Jul
22

Wise word to edu from mobile guru on App Store

Mobile expert Enrique Ortiz at About Mobility Weblog describes the power that ease of discovery has for delivering content. He writes in the context of mobile, and the huge success of the new Apple App Store, which I have been extolling for its new way of making content available. The new mechanisms of the App Store are illustrating, as Enrique says, “that people WILL” use what they can discover.

“Discovering” begins by finding something you want online. Educators can increase the use of open educational resources by making them findable. To join in a major way in the cascade from the App Store (and its inevitable clones), education assets will need to be not only findable in these environments, but downloadable and useful, as Enrique says:

Awesome, 10 million downloads, in just 3 days.
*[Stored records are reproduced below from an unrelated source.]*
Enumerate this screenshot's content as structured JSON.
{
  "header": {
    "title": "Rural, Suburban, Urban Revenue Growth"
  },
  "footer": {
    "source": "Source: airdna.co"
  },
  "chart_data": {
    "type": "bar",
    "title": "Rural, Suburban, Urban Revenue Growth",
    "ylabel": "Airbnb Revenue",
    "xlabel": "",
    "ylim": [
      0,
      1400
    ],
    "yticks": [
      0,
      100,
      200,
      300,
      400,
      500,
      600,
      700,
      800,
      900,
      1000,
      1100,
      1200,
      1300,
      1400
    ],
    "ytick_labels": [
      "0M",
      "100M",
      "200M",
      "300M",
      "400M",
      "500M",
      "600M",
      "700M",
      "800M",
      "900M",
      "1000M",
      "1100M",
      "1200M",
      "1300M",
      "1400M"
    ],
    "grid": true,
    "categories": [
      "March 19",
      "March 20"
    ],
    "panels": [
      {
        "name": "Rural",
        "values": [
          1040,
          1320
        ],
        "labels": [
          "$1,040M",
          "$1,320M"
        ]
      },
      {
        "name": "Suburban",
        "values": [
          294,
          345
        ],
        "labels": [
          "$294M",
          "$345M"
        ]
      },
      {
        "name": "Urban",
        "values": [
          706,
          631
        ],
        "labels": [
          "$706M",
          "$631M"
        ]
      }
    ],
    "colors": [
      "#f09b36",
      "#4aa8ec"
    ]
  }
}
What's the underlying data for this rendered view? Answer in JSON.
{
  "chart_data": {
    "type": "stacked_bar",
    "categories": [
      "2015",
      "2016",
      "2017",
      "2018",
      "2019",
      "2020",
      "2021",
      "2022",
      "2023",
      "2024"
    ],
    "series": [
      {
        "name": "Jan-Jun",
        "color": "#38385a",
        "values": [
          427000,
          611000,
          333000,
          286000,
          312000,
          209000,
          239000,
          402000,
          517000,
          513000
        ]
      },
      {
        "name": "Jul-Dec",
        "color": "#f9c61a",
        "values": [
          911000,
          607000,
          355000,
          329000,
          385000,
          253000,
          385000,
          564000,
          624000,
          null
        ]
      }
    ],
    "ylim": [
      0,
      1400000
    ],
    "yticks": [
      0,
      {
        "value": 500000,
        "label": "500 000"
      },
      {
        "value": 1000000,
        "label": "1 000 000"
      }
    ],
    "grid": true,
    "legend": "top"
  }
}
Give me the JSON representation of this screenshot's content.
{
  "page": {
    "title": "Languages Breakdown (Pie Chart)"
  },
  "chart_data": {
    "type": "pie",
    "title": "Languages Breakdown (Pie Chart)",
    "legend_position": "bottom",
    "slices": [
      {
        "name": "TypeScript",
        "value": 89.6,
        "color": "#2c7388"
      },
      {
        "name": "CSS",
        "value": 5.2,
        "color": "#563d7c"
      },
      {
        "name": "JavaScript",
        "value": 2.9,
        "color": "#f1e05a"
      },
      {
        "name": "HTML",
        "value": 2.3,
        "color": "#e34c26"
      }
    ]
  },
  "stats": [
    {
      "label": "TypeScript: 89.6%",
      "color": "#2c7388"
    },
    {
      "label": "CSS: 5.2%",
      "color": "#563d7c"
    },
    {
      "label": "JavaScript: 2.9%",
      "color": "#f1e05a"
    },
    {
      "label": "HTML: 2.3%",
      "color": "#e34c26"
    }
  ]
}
I (and others) knew it all along, and proves the point I we have been making again and again and arguing for a long time: that people WILL download applications, if the problem w/ downloading (i.e. discovery) is solved. (Of course, the app must be useful to begin with) — see

>iPhone SDK, the App Store, the iPhone on the Enterprise . . . .

Apple solved it, and everyone is happy… Andriod MUST solve it, if they want to be successful w.r.t. local apps. Java ME doesn’t have a solution to this, and that is a problem. And Mobile Widgets also need a discovery solution. Ease of discovery must always be part of the mobile solution: being it a search box, an icon on the home page of the handset, a mobile widget, or side-loading…

One way edu could make open educational resources discoverable is by pointing to them with learn nodes that are easily findable blog-like little webpages for micro topics that are within the resources. (Resources have to be open for this to work. The App Store makes both open (free) and for sale apps available, which is literally a mixed bag.)